My account got caught with at least a few others in some kind of security breach on the 29th/30th, mostly targeting very old accounts. Items were shuffled between the accounts to create confusion, before being very quickly sold (Speaking of which, I’d like to speak to staff about how these items are being sold).
Everyone caught in the security breach seems to have noticed very quickly, since BC (and therefore active) users were targeted, but once you have the password of an account without two-factor authentication you have no limits since there’s no sanity-checks on what you do.
I and no doubt everyone else involved now have two-factor authentication and a new password, but if there was a way to give users time to notice then they could beef up security before anything bad happens.
An email notification for each new device login and email approval required for questionable trades/purchases would be a good solution.

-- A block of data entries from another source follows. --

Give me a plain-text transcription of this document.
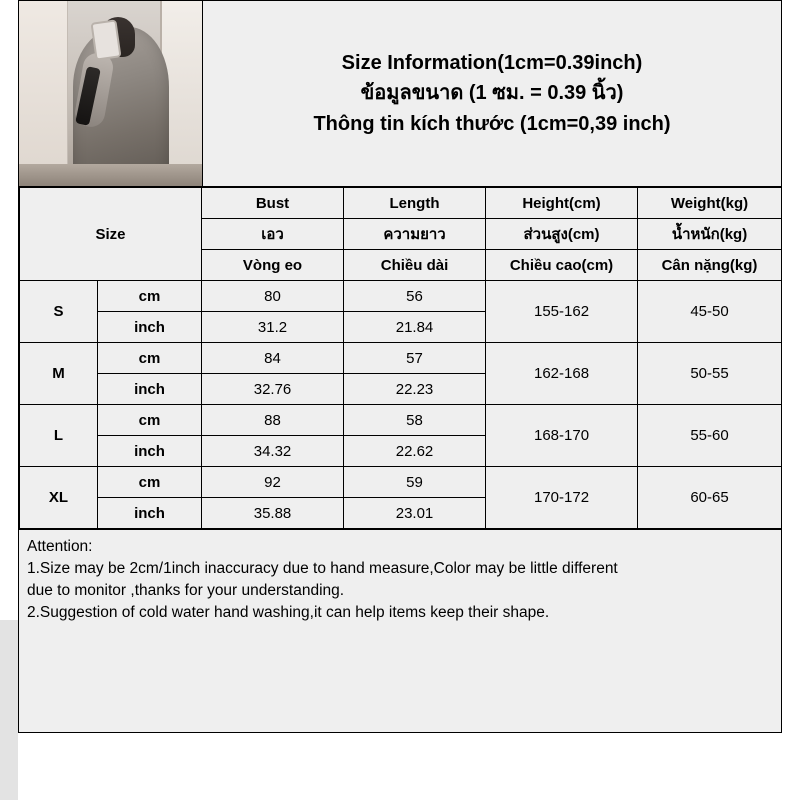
Size Information(1cm=0.39inch)
ข้อมูลขนาด (1 ซม. = 0.39 นิ้ว)
Thông tin kích thước (1cm=0,39 inch)
Size		Bust	Length	Height(cm)	Weight(kg)
		เอว	ความยาว	ส่วนสูง(cm)	น้ำหนัก(kg)
		Vòng eo	Chiều dài	Chiều cao(cm)	Cân nặng(kg)
S	cm	80	56	155-162	45-50
	inch	31.2	21.84		
M	cm	84	57	162-168	50-55
	inch	32.76	22.23		
L	cm	88	58	168-170	55-60
	inch	34.32	22.62		
XL	cm	92	59	170-172	60-65
	inch	35.88	23.01		

Attention:

1.Size may be 2cm/1inch inaccuracy due to hand measure,Color may be little different

due to monitor ,thanks for your understanding.

2.Suggestion of cold water hand washing,it can help items keep their shape.
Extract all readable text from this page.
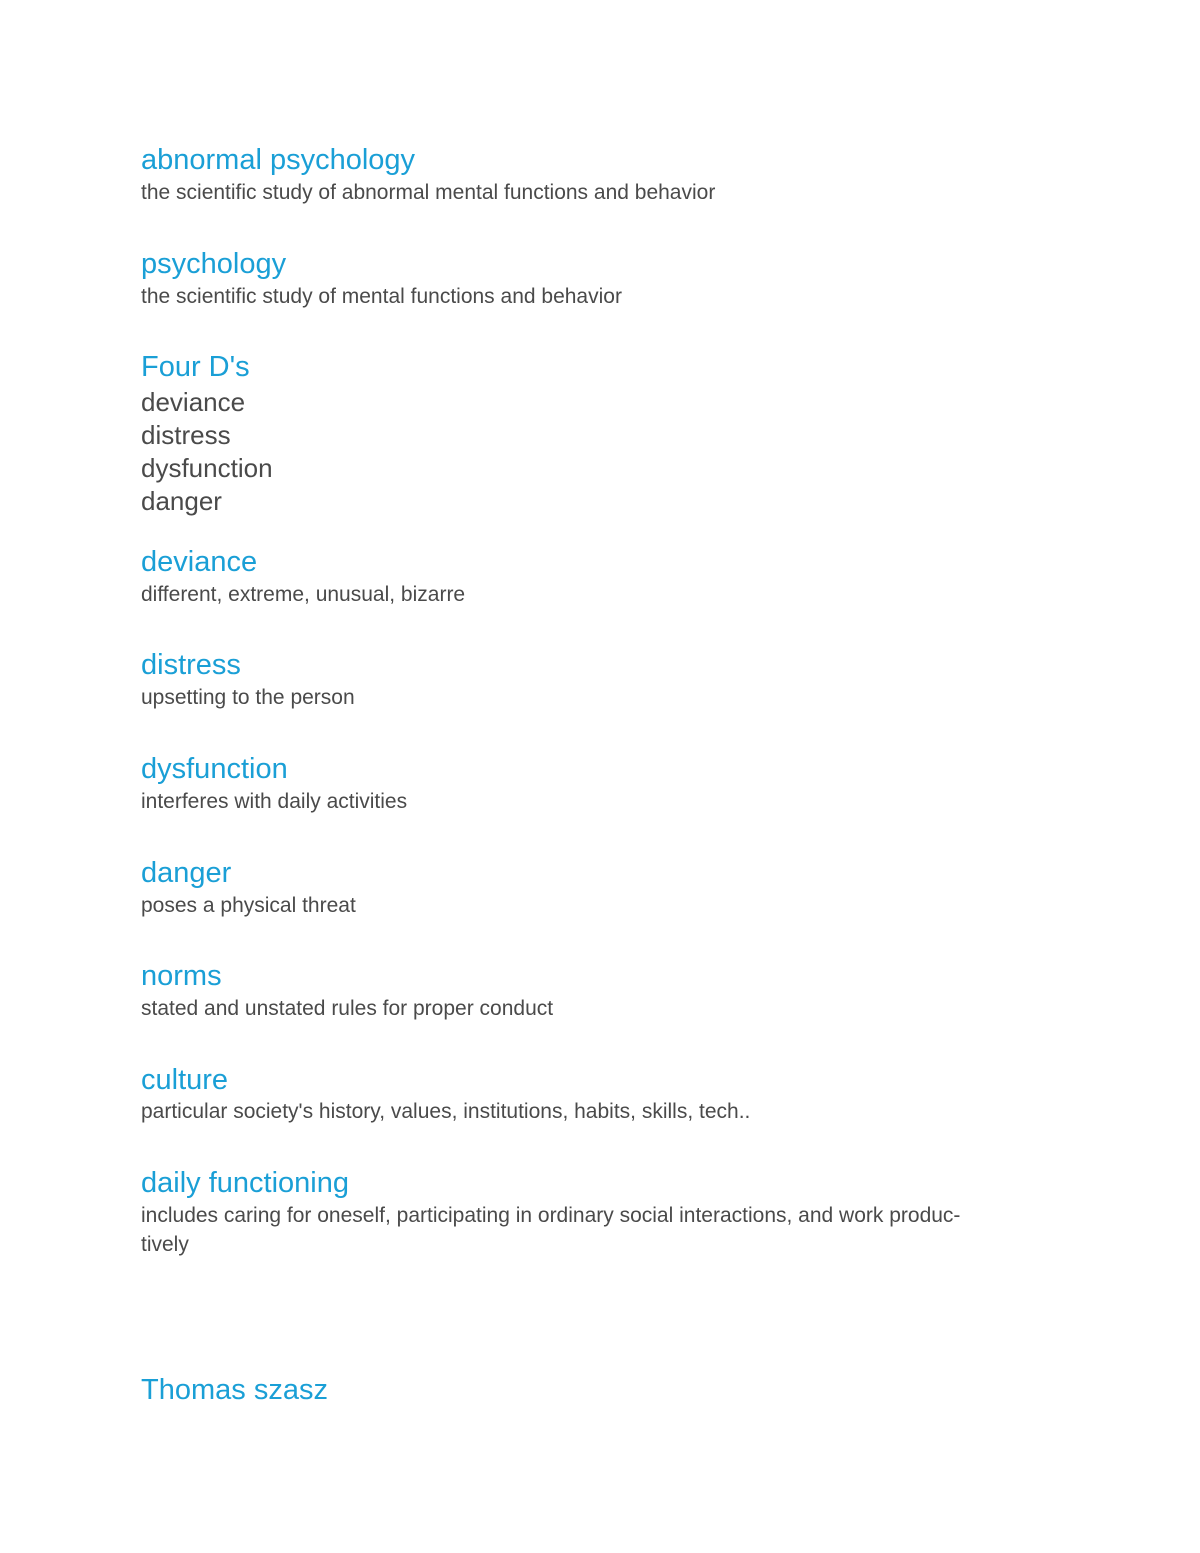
abnormal psychology

the scientific study of abnormal mental functions and behavior

psychology

the scientific study of mental functions and behavior

Four D's

deviance

distress

dysfunction

danger

deviance

different, extreme, unusual, bizarre

distress

upsetting to the person

dysfunction

interferes with daily activities

danger

poses a physical threat

norms

stated and unstated rules for proper conduct

culture

particular society's history, values, institutions, habits, skills, tech..

daily functioning

includes caring for oneself, participating in ordinary social interactions, and work produc-

tively

Thomas szasz
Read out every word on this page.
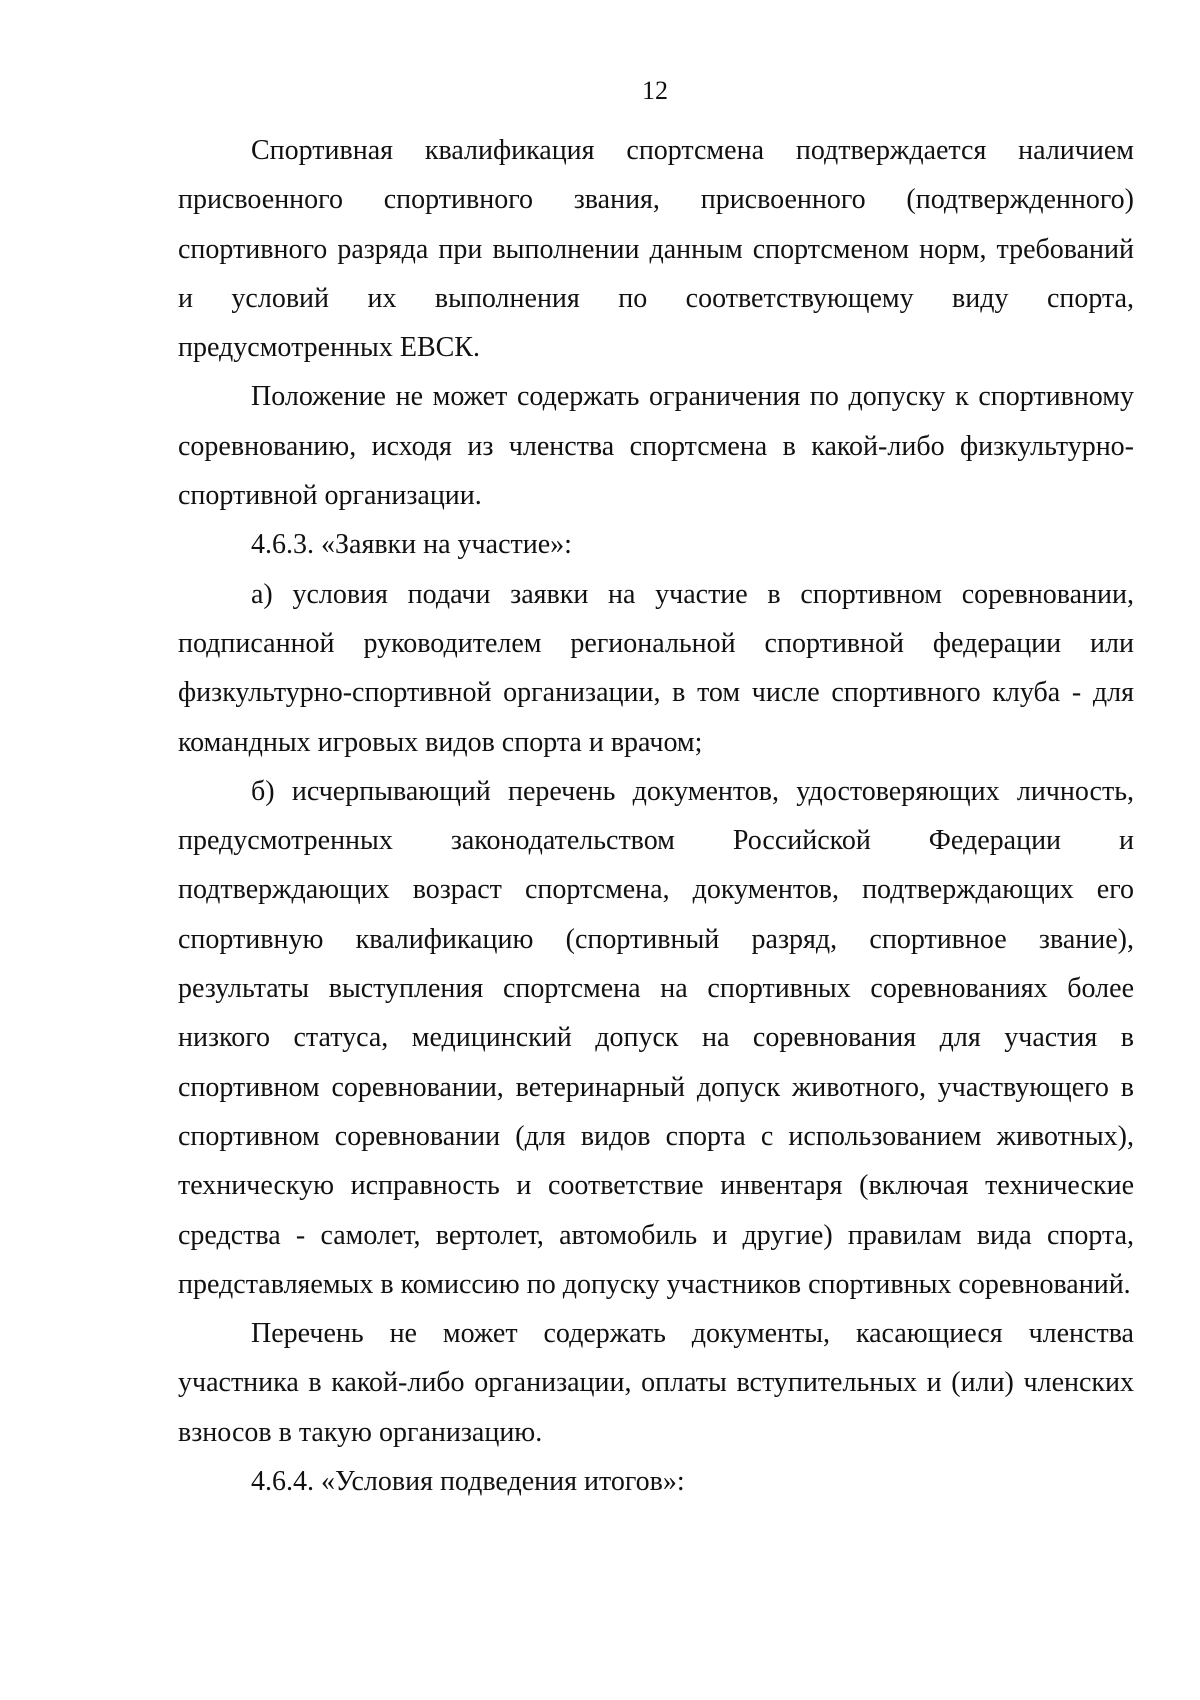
12

Спортивная квалификация спортсмена подтверждается наличием присвоенного спортивного звания, присвоенного (подтвержденного) спортивного разряда при выполнении данным спортсменом норм, требований и условий их выполнения по соответствующему виду спорта, предусмотренных ЕВСК.

Положение не может содержать ограничения по допуску к спортивному соревнованию, исходя из членства спортсмена в какой-либо физкультурно-спортивной организации.

4.6.3. «Заявки на участие»:

а) условия подачи заявки на участие в спортивном соревновании, подписанной руководителем региональной спортивной федерации или физкультурно-спортивной организации, в том числе спортивного клуба - для командных игровых видов спорта и врачом;

б) исчерпывающий перечень документов, удостоверяющих личность, предусмотренных законодательством Российской Федерации и подтверждающих возраст спортсмена, документов, подтверждающих его спортивную квалификацию (спортивный разряд, спортивное звание), результаты выступления спортсмена на спортивных соревнованиях более низкого статуса, медицинский допуск на соревнования для участия в спортивном соревновании, ветеринарный допуск животного, участвующего в спортивном соревновании (для видов спорта с использованием животных), техническую исправность и соответствие инвентаря (включая технические средства - самолет, вертолет, автомобиль и другие) правилам вида спорта, представляемых в комиссию по допуску участников спортивных соревнований.

Перечень не может содержать документы, касающиеся членства участника в какой-либо организации, оплаты вступительных и (или) членских взносов в такую организацию.

4.6.4. «Условия подведения итогов»:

“Questionable trades/purchases” means anything that would take you over 500 Robux lost in that day on non-ROBLOX items or in trades you lose in. That should almost never happen, the only people who ever do that are developers paying people or kids who are way too prone to in-game-purchases.
Steam has insanely high security for trading items, and while I do think it’s a little over-the-top (having to confirm through a phone app instead of through email if you want to trade a $1 item without a 24-hour delay), Roblox has many accounts with hundreds/thousands of dollars worth of tradable items and it has no security beyond optional two-factor authentication during logins which many users don’t even use because they’re using their parent’s email.